Maxim Hopman Unsplash - reduced green house gas emissions - GHG emissions, oil and gas, process industry

Reduced Green House Gas Emissions

Operating complex process sites involves a constant strive to balance efficiency versus emissions, without compromising safety. The practical approach of reduction of Greenhouse Gas emissions (GHG) start with related to operating energy efficient as the initial measure. The next step often includes fuel switching, combined heat and power, and the use of renewable energy. Reducing the flaring is always a key objective to reduce emissions.

 

One key objective is to find sources with contradictive energy use. One example is an industrial toaster in a hotel in let´s say Italy. The toaster uses 2,5KW and runs constantly, at least during breakfast or brunch, while at the same time the hotel must add cooling capacity to keep the restaurant from overheating. What’s the toaster in your plant?

 

Many upstream oil & gas production units also might have a chemical injection process installed. This is either for injection to the upstream oil & gas flow to improve separation, reduce foaming, and reduce corrosion issues at the plant process. Or for injection to downstream, improving the production capacity from the reservoir. The optimal usage of these process packages will improve the emission footprint related to the processes, as well as the chemical product consumptions.

 

Our Control Room Assistant is based on modelling the objectives of each sub-system of a plant and will identify causal modes and consequences based on plant state.
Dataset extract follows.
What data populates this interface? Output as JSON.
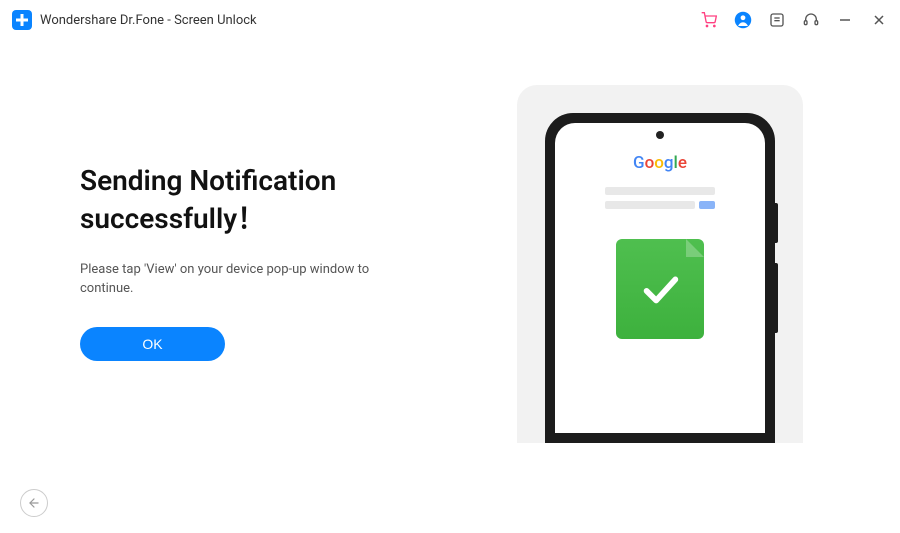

The relative importance will most often be:

  1. Safety (shutdown) to protect human lives and facilities.
  2. Production – optimized production.
  3. Emissions – optimized with respect to green house gas emissions.
Goal Hierarchy_no back

 

 

Qualitative physics AI to minimize emissions

 

The Control Room Assistant will be able to identify consequences and objectives under threat, and immediately suggest mitigations to reduce emissions.

 

It is important to understand that our qualitative physics approach will assist the control operator in the control rom making everyday decisions. This is not finetuning parameters to reach an optimum sweet spot between emissions and energy consumptions. It is our objective to ensure that clear and easy to understand guidance is given to the operator raising the awareness about the environmental consequences of each decision in real time. The fine tuning of setpoints will typically be a back-office exercise that still has value. One example could a typical plant where the use of one compressor would be sufficient, but two compressors are used to have one running in idle just in case it will be needed. A typical operational decision which might be correct, but environmental impact should at least be known and a part of the decision.

 

The same modelling toolbox (MFM) is used when building the reduced emissions digital twin. Environmental impact will be clearly communicated to the control room operator with associated mitigation plans. Knowledge and learnings from incidents with environmental impact will be presented to the operator with advice on how to operate - immediately available based on real sensor values.

 

Creating a culture for GHG emissions reduction in the control room

 

Since the early days of operating complex hazardous processing plants, there has been a clear focus on building a culture for safety. When making decisions during operation, safe operation is now a clear priority. Adding the GHG emissions will bring more complexity into the decision process. How can we make sure that safety is the first priority and at the same time maintain a high awareness of GHG reductions?

 

The control room assistant has a user interface that ensures that the focus will be to keep the process safe and whenever production is within the safe operation limits, GHG reduction starts.

 

The user interface has been developed in close cooperation with both experienced and new control room operators and facilitates this combined safety and GHG emissions reduction. The graphical user interface has been optimized to run on a large screen in the control room and give an instant overview without further user interaction.

 

We use a radar screen display where closeness to the inner circle indicates the importance of the issue at stake. If the plant is close to safety limits, the mode shifts, and the inner circle becomes yellow.  Green inner ring indicates that the focus should be on GHG emissions.

 

We have included a typical example of a developing scenario below. Initially the operator should have attention on the injection compressor recycle valve and the electric coalescer power consumption to reduce GHG as we are safe within operating condition. As the produced water filter resistance increases this develops into a safety critical situation and needs attention.